Dietro le barriere di sabbia, la maggior preoccupazione non è il freddo. Nizar, un combattente pro-regime, aggiusta il suo cappello di lana e soffia aria calda sui palmi, mentre divide lo sguardo tra i mirini a visione notturna e noi. “Non puoi permetterti di aver freddo o di chiudere gli occhi. I militanti tentano di intrufolarsi ad ogni ora. Spero che lo facciano, così posso mostrarveli nel mirino”.
Tra i combattenti stanziati qui, si trovano soldati dell’esercito, membri nelle Forze di Difesa nazionali e combattenti del Partito Sociale Nazionalista Siriano. Ma la maggior parte di loro, in realtà, sono residenti dei villaggi vicini.
Il flagello delle decapitazioni
La maggior parte dei cristiani che rimane nella regione non fa conto che la salvezza possa venire dalla cristianità occidentale. Quelli che non sono scappati dicono che ora preferiscono morire qui, piuttosto che ricevere la “carità dell’uomo bianco”.
Tony, che lavora in un ristorante di shawarma [pietanza mediorientale a base di carne] nel villaggio di Hawash, non vuole andarsene. Come lui, la madre di Hassam, dal villaggio di Hanbara, che è stato ucciso nel conflitto, vuole stare vicino alla sua tomba così da poterlo visitare ogni giorno. Innumerevoli altri, come loro, vogliono restare. La Siria è l’unica casa che hanno.
Il 29 gennaio, durante un attacco ad un checkpoint della Difesa Nazionale nella città di Ammar al-Hosn, i militanti si sono divertiti a mutilare i corpi delle truppe che presidiavano il checkpoint. Ad un corpo hanno cavato gli occhi, e ne hanno decapitato un altro, portandosi via la testa. Nelle ultime settimane, i militari hanno decapitato molte altre persone, tra cui combattenti delle Forze di Difesa Nazionale, un combattente del Ssnp di nome Hanna Karam, e anche dei civili, di recente un giovane chiamato Fadi Matta, di Mamarita.

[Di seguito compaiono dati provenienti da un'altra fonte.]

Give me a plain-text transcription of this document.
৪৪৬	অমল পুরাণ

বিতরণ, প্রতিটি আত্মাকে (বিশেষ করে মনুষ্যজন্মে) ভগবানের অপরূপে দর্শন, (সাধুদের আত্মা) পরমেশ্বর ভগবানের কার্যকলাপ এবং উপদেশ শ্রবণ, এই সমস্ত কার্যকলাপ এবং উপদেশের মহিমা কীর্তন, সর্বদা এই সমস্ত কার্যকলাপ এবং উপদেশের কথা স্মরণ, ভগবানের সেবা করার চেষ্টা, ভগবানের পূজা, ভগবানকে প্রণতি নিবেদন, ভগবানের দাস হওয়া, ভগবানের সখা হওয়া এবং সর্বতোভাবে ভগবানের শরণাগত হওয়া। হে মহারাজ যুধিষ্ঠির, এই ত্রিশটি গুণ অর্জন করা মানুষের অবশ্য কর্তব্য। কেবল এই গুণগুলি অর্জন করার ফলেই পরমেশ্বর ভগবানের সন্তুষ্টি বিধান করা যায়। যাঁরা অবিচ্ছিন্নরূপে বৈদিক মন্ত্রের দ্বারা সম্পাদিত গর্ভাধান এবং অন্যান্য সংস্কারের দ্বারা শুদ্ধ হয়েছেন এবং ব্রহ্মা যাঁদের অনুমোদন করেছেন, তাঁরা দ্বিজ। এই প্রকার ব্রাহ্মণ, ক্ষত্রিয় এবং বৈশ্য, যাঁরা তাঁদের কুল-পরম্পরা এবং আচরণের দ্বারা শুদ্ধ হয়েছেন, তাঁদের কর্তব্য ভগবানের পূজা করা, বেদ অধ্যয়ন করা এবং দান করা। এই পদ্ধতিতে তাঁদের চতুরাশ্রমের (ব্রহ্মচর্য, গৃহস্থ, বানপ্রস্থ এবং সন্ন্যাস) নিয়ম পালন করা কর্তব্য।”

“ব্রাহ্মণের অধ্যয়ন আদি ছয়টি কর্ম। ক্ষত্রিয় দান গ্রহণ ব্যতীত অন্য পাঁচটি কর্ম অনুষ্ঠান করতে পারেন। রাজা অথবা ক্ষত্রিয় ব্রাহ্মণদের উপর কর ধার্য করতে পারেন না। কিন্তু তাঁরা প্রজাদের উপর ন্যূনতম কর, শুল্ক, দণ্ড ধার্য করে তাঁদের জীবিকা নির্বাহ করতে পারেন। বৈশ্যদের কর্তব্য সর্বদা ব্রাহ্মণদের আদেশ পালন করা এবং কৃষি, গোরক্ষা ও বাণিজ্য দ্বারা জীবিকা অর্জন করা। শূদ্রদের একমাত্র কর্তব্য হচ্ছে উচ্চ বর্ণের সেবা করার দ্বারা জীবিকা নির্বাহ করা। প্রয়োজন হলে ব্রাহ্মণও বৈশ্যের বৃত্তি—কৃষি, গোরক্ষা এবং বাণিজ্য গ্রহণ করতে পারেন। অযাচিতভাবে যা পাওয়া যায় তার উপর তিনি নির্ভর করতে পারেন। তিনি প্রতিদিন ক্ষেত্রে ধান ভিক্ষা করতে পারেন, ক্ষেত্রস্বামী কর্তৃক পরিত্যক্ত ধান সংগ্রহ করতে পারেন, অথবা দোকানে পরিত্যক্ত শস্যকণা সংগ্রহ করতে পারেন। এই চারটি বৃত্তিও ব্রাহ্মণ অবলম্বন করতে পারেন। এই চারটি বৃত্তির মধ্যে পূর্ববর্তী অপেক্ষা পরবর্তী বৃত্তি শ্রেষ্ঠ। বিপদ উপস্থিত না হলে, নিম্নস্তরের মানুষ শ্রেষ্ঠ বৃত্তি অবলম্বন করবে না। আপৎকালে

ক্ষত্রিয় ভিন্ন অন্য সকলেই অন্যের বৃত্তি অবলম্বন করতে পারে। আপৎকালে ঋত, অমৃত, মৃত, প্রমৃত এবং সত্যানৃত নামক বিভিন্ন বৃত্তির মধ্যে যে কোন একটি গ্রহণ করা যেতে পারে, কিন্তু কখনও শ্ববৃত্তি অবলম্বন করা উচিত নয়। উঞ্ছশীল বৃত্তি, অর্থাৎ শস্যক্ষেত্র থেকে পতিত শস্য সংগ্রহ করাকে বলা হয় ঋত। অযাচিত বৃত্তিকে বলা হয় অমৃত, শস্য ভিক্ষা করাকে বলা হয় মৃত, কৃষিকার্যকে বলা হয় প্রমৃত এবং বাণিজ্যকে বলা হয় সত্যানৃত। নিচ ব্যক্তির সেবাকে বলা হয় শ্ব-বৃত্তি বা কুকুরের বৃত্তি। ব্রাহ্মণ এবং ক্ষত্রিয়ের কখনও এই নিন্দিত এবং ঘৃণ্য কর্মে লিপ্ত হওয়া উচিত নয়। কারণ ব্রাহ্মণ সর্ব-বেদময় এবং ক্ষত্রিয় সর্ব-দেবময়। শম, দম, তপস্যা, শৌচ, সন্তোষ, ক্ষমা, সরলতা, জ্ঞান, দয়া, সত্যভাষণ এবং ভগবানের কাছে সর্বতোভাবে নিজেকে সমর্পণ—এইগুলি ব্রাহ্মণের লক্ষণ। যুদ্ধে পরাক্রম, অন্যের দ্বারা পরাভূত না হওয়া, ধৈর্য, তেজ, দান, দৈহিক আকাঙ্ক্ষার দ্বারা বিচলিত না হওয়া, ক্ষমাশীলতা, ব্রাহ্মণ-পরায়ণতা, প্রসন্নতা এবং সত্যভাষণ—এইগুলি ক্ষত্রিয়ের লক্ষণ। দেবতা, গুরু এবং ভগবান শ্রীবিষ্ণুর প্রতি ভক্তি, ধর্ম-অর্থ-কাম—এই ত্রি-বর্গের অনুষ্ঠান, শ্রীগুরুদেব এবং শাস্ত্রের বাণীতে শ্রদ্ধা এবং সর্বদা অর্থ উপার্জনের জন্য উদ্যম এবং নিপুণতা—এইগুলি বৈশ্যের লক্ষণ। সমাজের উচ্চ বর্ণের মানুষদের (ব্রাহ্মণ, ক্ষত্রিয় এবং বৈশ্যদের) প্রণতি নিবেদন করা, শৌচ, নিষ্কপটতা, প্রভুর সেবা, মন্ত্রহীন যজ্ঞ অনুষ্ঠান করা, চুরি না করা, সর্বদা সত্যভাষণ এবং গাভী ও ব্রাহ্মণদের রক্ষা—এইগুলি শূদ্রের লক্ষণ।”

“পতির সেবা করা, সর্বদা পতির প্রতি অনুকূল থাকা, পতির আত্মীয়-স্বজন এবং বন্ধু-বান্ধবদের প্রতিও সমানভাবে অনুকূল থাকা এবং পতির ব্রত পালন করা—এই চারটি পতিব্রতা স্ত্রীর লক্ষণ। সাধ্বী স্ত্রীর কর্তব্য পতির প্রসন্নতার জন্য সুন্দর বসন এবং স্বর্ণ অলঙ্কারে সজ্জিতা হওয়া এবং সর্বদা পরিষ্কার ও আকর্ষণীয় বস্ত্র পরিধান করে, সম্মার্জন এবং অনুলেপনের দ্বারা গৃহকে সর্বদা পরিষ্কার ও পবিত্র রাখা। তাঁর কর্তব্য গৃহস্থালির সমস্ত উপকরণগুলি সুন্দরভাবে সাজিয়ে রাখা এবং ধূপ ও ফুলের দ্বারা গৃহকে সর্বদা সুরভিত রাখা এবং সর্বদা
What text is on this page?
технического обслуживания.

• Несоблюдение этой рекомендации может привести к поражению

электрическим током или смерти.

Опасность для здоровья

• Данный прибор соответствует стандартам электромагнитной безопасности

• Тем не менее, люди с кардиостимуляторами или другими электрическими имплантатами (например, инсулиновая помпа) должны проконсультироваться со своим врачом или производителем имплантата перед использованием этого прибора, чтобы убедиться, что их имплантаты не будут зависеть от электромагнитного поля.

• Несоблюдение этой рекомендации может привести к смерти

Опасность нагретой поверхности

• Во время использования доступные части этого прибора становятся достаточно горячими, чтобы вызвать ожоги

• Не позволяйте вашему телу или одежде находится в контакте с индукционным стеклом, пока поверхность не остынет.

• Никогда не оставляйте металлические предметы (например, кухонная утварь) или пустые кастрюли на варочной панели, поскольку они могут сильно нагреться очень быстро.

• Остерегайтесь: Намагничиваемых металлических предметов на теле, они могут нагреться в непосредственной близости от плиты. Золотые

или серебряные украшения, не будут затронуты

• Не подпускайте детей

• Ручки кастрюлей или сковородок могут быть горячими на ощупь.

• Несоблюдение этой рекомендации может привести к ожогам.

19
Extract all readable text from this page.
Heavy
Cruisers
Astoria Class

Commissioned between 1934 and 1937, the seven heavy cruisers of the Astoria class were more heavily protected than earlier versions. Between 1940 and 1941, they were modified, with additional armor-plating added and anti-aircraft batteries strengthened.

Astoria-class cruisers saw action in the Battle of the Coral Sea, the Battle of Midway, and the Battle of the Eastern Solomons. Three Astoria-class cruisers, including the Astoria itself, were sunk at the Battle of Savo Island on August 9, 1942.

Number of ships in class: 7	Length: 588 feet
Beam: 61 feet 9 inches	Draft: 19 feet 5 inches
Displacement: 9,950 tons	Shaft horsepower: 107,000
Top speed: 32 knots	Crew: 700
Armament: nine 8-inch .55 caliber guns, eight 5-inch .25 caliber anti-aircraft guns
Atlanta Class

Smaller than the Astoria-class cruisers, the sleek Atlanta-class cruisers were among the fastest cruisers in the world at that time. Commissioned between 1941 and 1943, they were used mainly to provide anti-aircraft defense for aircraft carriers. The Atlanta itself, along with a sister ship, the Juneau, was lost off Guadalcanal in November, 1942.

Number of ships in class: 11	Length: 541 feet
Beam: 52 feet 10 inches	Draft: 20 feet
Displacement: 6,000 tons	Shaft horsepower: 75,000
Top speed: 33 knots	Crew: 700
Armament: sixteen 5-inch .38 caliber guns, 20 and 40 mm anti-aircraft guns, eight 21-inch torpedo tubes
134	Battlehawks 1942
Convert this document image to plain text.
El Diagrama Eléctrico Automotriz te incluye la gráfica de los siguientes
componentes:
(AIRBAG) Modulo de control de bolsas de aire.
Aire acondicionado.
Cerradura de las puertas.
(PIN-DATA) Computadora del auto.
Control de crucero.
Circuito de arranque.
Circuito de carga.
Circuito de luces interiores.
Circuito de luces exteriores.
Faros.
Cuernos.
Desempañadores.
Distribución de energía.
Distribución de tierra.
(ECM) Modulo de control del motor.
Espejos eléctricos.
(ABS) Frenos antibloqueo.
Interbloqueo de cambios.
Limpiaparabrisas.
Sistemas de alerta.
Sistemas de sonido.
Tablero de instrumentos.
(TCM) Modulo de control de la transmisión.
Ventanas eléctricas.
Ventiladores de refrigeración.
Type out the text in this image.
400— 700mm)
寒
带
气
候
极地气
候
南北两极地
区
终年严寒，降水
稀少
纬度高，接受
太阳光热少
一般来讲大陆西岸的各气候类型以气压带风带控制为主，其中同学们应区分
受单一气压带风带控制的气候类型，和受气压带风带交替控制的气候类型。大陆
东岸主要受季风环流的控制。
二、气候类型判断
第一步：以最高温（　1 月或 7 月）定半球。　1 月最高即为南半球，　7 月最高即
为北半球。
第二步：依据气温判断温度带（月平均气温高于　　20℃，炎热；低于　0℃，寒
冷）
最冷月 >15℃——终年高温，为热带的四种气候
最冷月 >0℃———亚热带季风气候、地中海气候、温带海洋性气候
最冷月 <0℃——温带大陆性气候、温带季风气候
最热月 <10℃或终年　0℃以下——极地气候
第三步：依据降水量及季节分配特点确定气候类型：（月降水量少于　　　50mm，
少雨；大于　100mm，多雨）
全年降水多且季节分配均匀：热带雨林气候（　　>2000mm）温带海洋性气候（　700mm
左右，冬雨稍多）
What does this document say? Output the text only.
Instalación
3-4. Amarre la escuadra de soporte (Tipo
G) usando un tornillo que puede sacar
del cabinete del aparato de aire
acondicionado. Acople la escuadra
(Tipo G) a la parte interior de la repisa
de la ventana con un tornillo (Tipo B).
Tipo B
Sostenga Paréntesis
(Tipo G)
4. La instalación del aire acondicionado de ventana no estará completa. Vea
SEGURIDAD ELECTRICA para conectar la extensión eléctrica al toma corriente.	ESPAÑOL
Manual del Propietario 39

Durante il tour ai checkpoint dell’esercito siriano in giornata, la nostra guida ha avanzato la supposizione che l’obiettivo delle decapitazioni stia avendo l’effetto opposto a quello voluto tra gli abitanti della valle, che ora sono più convinti ad imbracciare le armi contro i militanti. Infatti, con i crescenti attacchi contro i residenti, quasi ogni giorno arriva alle barriere di sabbia un nuovo gruppo di combattenti dai villaggi circostanti, come Bahzina, Hanambra, Shallouh, Hawash, per arruolarsi contro i militanti. Alcuni vengono dalle università, altri dal lavoro nei ristoranti, in campagna, o da varie altre professioni. Uno dei combattenti ha detto: “La vita sul campo di battaglia ti ruba tutto. Pensi solo ad uccidere i militanti o ad immaginarti morto”.